The metric \(d\) is of interest for phylogenetic purposes if it quantifies evolutionary divergence in a meaningful way. That is, we are concerned with the information about the underlying additive metric \(t\) that can be extracted from \(d\). Without additional assumptions on the relationships between \(t\) and \(d\), however, nothing much can be said. At the very least, our representation \((Y,{\tilde{d}})\) should be good enough to recognize whether one of two objects \(y\) or \(z\) has diverged further from a given reference point \(x\) than the other. Hence, we assume that for all \(x,y,z\in X\):

  1. (m0)

    \(t(x,y)<t(x,z)\) implies \(d(x,y)<d(x,z)\).

In the absence of at least this very weak form of monotonicity, we cannot really hope to recover information about \(t\) from measuring \(d\). To our knowledge, property (m0) has not received much attention in the past. The following, stronger condition, however, has been considered extensively:

  1. (m1)

    \(t(x,y)<t(u,v)\) implies \(d(x,y)<d(u,v)\)

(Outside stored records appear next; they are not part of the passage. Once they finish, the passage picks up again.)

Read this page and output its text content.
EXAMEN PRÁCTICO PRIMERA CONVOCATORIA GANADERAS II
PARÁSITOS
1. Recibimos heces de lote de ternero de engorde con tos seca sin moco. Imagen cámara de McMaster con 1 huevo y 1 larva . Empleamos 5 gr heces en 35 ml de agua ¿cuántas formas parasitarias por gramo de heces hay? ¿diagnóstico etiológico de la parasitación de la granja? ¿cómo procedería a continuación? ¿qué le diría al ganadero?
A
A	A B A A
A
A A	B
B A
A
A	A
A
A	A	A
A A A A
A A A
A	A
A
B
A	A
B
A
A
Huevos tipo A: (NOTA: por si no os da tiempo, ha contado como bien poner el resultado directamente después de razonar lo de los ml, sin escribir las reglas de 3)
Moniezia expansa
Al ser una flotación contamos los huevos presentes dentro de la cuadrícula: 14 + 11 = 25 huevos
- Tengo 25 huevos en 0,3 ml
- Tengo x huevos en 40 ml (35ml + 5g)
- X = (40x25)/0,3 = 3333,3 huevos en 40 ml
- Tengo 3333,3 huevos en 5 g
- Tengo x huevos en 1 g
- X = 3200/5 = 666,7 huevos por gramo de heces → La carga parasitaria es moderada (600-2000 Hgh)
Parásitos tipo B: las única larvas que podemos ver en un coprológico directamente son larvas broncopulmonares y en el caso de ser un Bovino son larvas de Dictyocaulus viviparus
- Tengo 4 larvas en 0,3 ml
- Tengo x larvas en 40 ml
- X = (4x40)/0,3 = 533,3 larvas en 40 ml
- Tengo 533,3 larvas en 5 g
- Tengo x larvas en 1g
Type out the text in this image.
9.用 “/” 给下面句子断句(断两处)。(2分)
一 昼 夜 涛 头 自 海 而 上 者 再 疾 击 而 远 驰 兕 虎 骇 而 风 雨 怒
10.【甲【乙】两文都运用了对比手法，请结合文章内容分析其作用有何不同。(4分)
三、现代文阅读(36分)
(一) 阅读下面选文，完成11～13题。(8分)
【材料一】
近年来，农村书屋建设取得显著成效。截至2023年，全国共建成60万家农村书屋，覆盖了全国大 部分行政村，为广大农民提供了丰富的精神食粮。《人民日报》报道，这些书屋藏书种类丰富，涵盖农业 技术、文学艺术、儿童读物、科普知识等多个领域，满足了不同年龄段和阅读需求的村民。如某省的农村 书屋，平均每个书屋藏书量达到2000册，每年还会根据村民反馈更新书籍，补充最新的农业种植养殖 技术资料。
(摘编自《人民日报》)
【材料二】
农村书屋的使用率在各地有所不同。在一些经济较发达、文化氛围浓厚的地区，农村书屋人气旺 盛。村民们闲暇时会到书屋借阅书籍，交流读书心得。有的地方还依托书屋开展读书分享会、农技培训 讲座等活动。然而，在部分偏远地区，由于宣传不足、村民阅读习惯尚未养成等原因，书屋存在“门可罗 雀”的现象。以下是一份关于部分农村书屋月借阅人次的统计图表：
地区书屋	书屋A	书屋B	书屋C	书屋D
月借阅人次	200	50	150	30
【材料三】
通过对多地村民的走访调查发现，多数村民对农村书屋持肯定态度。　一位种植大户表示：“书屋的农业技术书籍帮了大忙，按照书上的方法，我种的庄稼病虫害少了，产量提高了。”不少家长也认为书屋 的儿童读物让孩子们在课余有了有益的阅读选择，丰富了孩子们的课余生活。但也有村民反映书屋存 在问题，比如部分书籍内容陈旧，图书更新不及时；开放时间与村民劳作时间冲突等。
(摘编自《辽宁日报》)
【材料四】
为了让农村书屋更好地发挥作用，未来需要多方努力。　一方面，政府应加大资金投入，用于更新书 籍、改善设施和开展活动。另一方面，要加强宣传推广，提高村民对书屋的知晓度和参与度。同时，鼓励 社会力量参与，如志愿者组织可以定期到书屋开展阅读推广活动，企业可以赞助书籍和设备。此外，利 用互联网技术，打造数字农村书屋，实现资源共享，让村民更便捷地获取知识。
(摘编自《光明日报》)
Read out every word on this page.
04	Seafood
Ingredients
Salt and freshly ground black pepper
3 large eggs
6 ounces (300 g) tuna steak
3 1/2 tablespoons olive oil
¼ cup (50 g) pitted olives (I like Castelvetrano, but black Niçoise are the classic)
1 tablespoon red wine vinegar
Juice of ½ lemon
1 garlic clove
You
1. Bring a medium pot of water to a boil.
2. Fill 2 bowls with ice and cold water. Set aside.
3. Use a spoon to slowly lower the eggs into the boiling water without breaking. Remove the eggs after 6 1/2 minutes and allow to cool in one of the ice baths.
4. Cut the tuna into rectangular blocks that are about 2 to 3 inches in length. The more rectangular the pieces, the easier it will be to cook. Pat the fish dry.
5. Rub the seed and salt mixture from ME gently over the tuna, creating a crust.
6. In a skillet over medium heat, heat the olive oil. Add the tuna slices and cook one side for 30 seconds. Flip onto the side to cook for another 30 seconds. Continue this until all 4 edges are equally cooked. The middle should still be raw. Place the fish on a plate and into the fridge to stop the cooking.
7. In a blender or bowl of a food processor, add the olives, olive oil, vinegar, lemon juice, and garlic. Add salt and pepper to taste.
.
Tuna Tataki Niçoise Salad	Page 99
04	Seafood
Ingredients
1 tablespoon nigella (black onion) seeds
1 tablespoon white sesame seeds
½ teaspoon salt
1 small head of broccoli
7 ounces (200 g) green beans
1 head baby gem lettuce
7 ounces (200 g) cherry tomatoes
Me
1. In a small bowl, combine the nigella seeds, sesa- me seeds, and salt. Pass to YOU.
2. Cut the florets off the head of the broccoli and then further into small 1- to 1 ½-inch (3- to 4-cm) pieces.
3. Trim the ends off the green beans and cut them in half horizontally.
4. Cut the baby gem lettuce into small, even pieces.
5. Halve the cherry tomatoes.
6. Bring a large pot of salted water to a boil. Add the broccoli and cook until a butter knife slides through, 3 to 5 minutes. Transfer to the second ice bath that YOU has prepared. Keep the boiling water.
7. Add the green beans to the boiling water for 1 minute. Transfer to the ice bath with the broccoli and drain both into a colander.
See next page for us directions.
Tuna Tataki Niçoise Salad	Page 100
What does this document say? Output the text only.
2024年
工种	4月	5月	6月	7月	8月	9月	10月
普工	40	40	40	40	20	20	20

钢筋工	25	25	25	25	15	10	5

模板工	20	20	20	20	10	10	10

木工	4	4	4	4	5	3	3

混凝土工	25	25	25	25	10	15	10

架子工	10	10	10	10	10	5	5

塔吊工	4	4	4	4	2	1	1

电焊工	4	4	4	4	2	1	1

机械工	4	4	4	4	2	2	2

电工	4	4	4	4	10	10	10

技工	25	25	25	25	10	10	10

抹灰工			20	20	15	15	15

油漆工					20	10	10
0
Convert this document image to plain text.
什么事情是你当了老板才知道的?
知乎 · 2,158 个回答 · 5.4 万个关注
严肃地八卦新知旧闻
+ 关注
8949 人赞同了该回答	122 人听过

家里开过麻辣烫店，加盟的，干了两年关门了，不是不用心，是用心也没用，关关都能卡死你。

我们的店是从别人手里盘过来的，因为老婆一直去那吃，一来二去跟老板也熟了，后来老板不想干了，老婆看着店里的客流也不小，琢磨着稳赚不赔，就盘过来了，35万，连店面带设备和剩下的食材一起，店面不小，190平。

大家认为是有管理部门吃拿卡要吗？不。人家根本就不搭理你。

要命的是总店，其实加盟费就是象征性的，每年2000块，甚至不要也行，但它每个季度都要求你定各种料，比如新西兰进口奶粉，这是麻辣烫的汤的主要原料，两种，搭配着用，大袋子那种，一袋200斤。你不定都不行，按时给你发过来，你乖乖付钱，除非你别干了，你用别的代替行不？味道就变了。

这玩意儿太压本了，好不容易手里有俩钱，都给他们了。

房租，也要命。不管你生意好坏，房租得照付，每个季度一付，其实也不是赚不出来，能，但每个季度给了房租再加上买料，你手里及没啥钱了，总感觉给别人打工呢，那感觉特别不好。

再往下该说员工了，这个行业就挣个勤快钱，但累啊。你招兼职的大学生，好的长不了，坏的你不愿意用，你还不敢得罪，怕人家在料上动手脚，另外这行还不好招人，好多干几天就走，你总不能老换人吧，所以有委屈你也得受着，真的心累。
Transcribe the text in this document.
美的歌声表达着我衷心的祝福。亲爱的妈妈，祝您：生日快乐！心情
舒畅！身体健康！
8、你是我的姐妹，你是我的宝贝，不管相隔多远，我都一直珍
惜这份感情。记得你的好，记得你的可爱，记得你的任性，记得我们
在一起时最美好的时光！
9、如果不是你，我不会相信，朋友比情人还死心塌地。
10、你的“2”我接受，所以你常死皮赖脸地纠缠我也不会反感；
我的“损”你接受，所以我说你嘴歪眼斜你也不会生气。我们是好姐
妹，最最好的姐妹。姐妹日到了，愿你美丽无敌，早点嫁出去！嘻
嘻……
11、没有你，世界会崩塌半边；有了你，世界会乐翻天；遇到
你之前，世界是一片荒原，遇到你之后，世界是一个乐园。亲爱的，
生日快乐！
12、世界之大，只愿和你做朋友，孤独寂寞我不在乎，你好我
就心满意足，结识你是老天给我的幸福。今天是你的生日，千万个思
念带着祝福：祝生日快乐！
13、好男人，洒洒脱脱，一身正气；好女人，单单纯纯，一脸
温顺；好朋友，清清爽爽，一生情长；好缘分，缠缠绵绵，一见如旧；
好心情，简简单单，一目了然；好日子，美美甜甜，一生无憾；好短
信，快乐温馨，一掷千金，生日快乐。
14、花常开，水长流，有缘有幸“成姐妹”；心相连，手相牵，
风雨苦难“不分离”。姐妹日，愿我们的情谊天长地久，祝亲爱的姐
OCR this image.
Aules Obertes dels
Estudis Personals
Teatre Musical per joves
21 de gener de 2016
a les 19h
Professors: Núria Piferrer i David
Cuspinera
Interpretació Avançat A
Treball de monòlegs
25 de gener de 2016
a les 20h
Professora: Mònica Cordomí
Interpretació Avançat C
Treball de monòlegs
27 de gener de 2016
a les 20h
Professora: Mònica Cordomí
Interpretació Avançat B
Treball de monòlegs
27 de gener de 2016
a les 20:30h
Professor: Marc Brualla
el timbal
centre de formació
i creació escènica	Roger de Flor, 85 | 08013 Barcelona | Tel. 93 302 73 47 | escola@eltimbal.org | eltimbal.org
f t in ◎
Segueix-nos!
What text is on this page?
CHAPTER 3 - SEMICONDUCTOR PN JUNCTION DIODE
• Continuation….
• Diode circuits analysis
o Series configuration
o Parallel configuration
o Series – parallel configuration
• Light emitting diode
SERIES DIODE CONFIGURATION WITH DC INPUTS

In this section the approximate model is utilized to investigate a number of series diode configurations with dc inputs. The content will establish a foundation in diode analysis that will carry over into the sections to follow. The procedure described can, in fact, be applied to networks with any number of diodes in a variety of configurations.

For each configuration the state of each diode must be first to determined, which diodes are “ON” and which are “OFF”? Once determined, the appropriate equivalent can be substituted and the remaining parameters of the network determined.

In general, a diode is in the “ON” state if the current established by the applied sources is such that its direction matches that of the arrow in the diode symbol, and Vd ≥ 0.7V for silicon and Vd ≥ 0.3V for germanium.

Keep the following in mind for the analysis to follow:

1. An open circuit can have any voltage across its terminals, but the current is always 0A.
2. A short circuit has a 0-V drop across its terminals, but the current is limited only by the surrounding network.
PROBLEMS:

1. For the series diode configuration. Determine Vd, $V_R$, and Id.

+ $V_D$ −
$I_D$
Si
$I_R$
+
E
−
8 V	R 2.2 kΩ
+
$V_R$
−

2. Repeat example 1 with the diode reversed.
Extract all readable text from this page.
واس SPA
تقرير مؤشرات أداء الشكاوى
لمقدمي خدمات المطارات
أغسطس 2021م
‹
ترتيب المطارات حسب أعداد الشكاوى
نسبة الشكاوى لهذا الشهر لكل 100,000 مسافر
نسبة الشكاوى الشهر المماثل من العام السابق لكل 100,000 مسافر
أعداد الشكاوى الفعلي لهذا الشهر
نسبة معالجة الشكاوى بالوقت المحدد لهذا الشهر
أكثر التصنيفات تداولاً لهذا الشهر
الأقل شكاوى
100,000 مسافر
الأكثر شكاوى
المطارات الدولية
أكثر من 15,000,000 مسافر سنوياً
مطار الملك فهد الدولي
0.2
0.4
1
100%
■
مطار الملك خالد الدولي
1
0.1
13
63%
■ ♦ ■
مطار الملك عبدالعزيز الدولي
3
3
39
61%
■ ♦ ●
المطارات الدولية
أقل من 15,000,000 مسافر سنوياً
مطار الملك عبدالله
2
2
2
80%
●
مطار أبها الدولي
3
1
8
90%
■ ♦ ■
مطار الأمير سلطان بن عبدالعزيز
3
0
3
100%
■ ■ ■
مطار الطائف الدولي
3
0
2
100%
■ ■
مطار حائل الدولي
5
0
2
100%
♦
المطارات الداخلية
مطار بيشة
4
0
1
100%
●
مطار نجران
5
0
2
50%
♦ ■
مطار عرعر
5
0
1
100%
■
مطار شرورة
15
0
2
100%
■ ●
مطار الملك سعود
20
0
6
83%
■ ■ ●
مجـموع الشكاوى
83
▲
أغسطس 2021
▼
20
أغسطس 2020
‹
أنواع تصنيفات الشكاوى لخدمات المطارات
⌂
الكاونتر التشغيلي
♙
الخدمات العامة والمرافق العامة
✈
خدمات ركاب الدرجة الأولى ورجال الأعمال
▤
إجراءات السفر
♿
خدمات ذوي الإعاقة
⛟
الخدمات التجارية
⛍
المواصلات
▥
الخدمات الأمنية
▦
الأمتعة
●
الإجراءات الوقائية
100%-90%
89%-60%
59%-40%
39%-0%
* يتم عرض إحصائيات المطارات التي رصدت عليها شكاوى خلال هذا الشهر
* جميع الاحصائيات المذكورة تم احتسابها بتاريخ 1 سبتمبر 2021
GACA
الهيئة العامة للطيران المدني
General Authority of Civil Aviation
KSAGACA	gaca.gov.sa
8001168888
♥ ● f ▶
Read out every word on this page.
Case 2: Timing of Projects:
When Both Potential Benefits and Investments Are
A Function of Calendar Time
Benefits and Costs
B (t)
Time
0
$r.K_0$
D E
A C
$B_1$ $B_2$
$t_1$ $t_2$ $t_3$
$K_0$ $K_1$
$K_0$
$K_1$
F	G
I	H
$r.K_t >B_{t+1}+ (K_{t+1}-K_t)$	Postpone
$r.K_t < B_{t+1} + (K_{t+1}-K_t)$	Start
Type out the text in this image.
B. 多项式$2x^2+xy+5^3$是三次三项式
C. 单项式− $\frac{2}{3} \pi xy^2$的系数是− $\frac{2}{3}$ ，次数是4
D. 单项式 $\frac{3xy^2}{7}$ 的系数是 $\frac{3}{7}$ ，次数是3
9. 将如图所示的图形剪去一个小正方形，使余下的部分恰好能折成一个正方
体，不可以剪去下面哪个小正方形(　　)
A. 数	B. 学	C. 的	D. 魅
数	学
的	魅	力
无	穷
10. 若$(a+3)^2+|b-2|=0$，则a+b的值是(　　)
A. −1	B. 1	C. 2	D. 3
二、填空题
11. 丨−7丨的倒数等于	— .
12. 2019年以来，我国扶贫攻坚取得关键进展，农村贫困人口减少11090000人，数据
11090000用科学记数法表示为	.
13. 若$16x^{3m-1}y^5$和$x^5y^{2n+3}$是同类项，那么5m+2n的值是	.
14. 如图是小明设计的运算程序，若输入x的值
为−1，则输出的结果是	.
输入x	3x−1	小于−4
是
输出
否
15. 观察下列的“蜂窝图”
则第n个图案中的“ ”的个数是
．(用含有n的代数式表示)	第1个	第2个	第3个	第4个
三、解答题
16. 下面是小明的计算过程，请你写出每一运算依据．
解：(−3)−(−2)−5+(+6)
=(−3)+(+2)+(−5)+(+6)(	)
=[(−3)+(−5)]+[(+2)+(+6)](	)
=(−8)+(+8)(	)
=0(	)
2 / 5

for all \(u,v,x,y\in X\). This property is known as (strong) monotonicity (Kruskal 1964) and lies at the heart of non-metric multi-dimensional scaling, a set of techniques that aim at approximating dissimilarity data by a Euclidean metric (Borg and Groenen 2005). A commonly used criterion is to minimize the violations of condition (m1). It is interesting to note in this context that, given any input metric \(d\), there is a always a Euclidean metric \(\delta\) that is connected with \(d\) by strong monotonicity, provided the embedding space is of sufficiently high dimension (Agarwal et al. 2007). In our context, it will be interesting to investigate whether there is an analogous result for additive metrics.

If we insist, in addition, that ties are preserved, i.e., that \(t(x,y)=t(u,v)\) is equivalent to \(d(x,y)=d(u,v)\), then there exists an increasing function \(\zeta :{\mathbb {R}}_0^+\rightarrow {\mathbb {R}}_0^+\) such that \(d=\zeta (t)\). In the following, we will consider this (more restrictive) setting in some detail.

Metric-preserving functions

Definition 1

A function \(\zeta :{\mathbb {R}}_0^+\rightarrow {\mathbb {R}}_0^+\) is metric-preserving if for every metric \(t:X\times X\rightarrow {\mathbb {R}}_0^+\) the function \(d=\zeta \circ t\) is also a metric on \(X\).

Consider the following properties:

  1. (Z1)

    \(\zeta (t)=0\) if and only if \(t=0\) (amenable)

  2. (Z2)

    \(\zeta (t+u)\le \zeta (t)+\zeta (u)\) (subadditive)

  3. (Z3)

    \(\zeta\) is non-decreasing.

A theorem by Kelley (1955, p. 131) states that (Z1), (Z2), and (Z3) together are sufficient conditions for \(\zeta\) to be metric-preserving. One can show, furthermore, that (Z1) and (Z2) are necessary (Corazza 1999). Property (Z3) is sufficient but not necessary, as shown by several examples of metric-preserving functions that fail to be non-decreasing (Doboš 1998; Corazza 1999). A necessary and sufficient condition (Wilson 1935; Borsik and Doboš 1981; Das 1989) is that \(\zeta\) is amenable, (Z1), and satisfies

  1. (Z*)

    \(\displaystyle \max _{w=|t-u|} \zeta (w) \le \zeta (t)+\zeta (u)\).

It can also be shown that any concave amenable function is metric preserving (Doboš 1998). If \(d=\zeta \circ t\) satisfies (m0), then (Z3) holds. We therefore restrict ourselves to amenable, subadditive, non-decreasing functions. Furthermore, we assume for convenience that \(\zeta\) is continuous.

Fig. 1
figure 1

Metric-preserving transformations do not preserve the relation \(\Vert\). The distance matrix \({\mathbf {T}}\) corresponds to the tree in the middle and, according to Eq. (1), satisfied \(uv\Vert xy\). The function \(\zeta\) satisfies (Z1), (Z2), (Z3) and is smooth. The transformed distance matrix \({\mathbf {D}}= \zeta ({\mathbf {T}})\) is presented by the networks shown on the r.h.s. (computed with SplitsTree (Huson and Bryant 2006). Here, \(d(u,y)+d(x,v)\) is the distance pair with the shortest distance sum, i.e., it corresponds to the quadruple \(uy\Vert xv\). This split corresponds to the longer one of the two side lengths of the box

We say that \(\zeta\) is a.m.-preserving (ultrametric-preserving) if \(\zeta \circ t\) is an additive metric whenever t is an additive metric (ultrametric). It was shown recently that a function \(\zeta\) preserves ultrametricity if and only if it is amenable (Z1) and non-decreasing (Z3) (Pongsriiam and Termwuttipong 2014). In Appendix, we prove:

Lemma 1

If \(\zeta\) is a.m.-preserving, then it is also ultrametric-preserving.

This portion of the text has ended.